I started studying my Psychology degree at UOR in September 2024. In the few months prior, I had selected my optional module for first year.
As a part of my degree, I get 20 credits every academic year to choose an optional module either related to my course, or completely different to what I’m studying. (Please note that not all degrees have optional modules available) I love languages so I had a scroll through the Languages For All program to see what they had to offer.
To my surprise, I saw that they included British Sign Language as one of the modules on LFA! I was immediately hooked and I knew that I had to get into this university. I had wanted to learn BSL for years at that point, but had never gotten the opportunity to do so, so to get to take it at UOR alongside my degree was a thrilling thought to 16 year old me.
I started with BSL level 1, even though I had some slight experience with the language prior to beginning, I figured that it was best to go with level 1 rather than jumping to level 2 straight away, in case I got there and had no idea what was going on.
I knew straight away that I was going to love doing BSL. My teacher was incredibly enthusiastic and helpful, and I left my first lecture utterly exhausted, but ecstatic for the future. Even though I only had 3 hours of BSL every week, it was the one class that I would look forward to throughout all of my Psychology lectures. I remember thinking to myself, “Wow, I should have taken this as a degree.”
The BSL course at UOR allowed me to meet lots of new people and really break the ice in my first year of university, where I was struggling immensely with connecting with my flatmates in halls, and had previously felt like I seriously did not belong. It was super interesting to find out why other people were taking this language module, and that really showed me how unifying BSL can be. We were all completely different people, from polar opposite walks of life, but here we were, bridged together by this singular thing in our lives.
Sign language doesn’t allow you to shy away from the social aspect of communication. While hearing people may distance themselves through texting instead of talking, BSL is different. You have to talk to people. You can’t phone them, or text them, if you want to have a conversation with another person, you have to pick up that phone and facetime them. You can’t stay silent in conversation either – you’re expected to participate. It sounds horrifying, and at first, it was. I was overwhelmed, terrified, and 100% convinced that I was making a fool of myself.
But that’s the thing. Deaf people don’t care. Sure, they’ll laugh and tease you about mistakes, but you aren’t going to be mistreated for learning their language. You pick yourself up and push through it, and on the other side is a whole new world of communication. The Deaf community is a wonderfully vibrant place, and it’s surprisingly noisy, too. Everyone chats with everyone with a level of enthusiasm that I wasn’t previously used to, but everyone’s also genuinely pleased to have you take part.

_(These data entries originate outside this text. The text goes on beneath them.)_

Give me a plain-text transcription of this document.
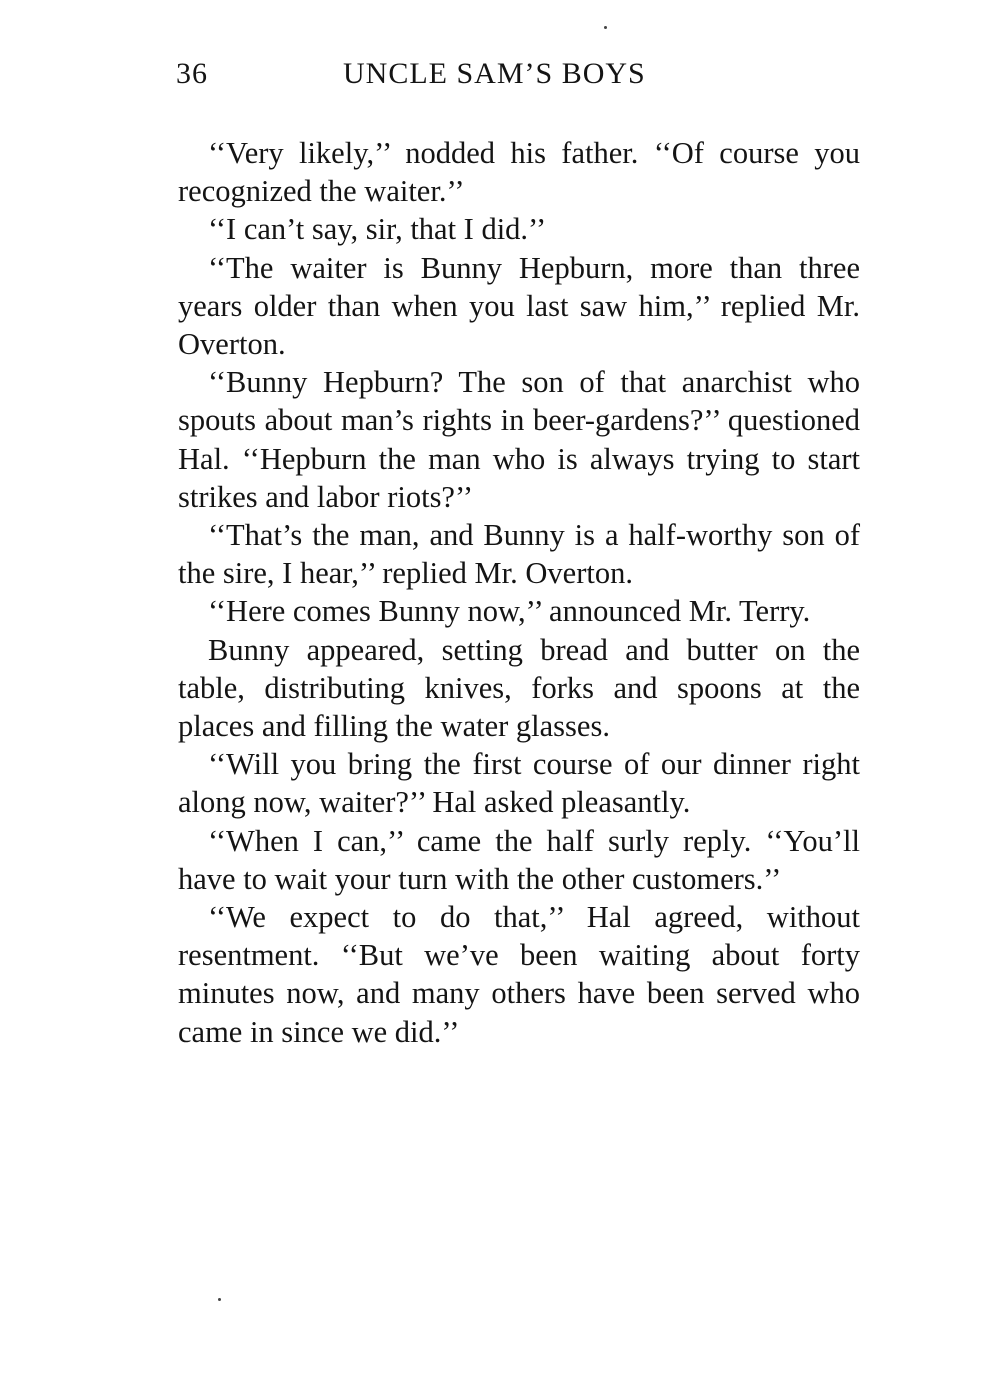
36	UNCLE SAM’S BOYS

‘‘Very likely,’’ nodded his father. ‘‘Of course you recognized the waiter.’’

‘‘I can’t say, sir, that I did.’’

‘‘The waiter is Bunny Hepburn, more than three years older than when you last saw him,’’ replied Mr. Overton.

‘‘Bunny Hepburn? The son of that anarchist who spouts about man’s rights in beer-gardens?’’ questioned Hal. ‘‘Hepburn the man who is always trying to start strikes and labor riots?’’

‘‘That’s the man, and Bunny is a half-worthy son of the sire, I hear,’’ replied Mr. Overton.

‘‘Here comes Bunny now,’’ announced Mr. Terry.

Bunny appeared, setting bread and butter on the table, distributing knives, forks and spoons at the places and filling the water glasses.

‘‘Will you bring the first course of our dinner right along now, waiter?’’ Hal asked pleasantly.

‘‘When I can,’’ came the half surly reply. ‘‘You’ll have to wait your turn with the other customers.’’

‘‘We expect to do that,’’ Hal agreed, without resentment. ‘‘But we’ve been waiting about forty minutes now, and many others have been served who came in since we did.’’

However, you also learn how hard it must be to live in a world that’s not at all built for you. For the entirety of my first year doing BSL, I would go home afterwards more tired than I had ever been. Doing even an hour of classes would end with me going back to my flat and having a long nap. I learned how tiring it was to communicate in a whole different language, using parts of my brain that I didn’t normally use, and having to do so in order to keep up. I had to pay attention for the whole time, because if I didn’t, I would lose what we were doing. And that, I realised, is what it’s like for Deaf people, 24/7. That level of concentration and effort needed in the most basic of conversations is what they have to do all day, every day.
Sign language is so important in that way – talking to people in their own language means you’re connecting with them on a far more personal level. If someone can learn 5 different languages to interact with other people on the other side of the world, then why is it so “weird” for me to learn 1 different language in order to interact with people just down the road?
Access to language is vital for human connection, and as a species that requires social interaction to thrive, we have severely overlooked the Deaf community by ignoring the significance of having BSL being taught in schools.
Taking BSL at UOR has changed my life, my brain chemistry, and altered how I go about my day-to-day life. The world continues to be unaccessible, and that needs to change. This module acts as a first step to do that.
“If you talk to a man in a language he understands, that goes to his head. If you talk to him in his own language, that goes to his heart.”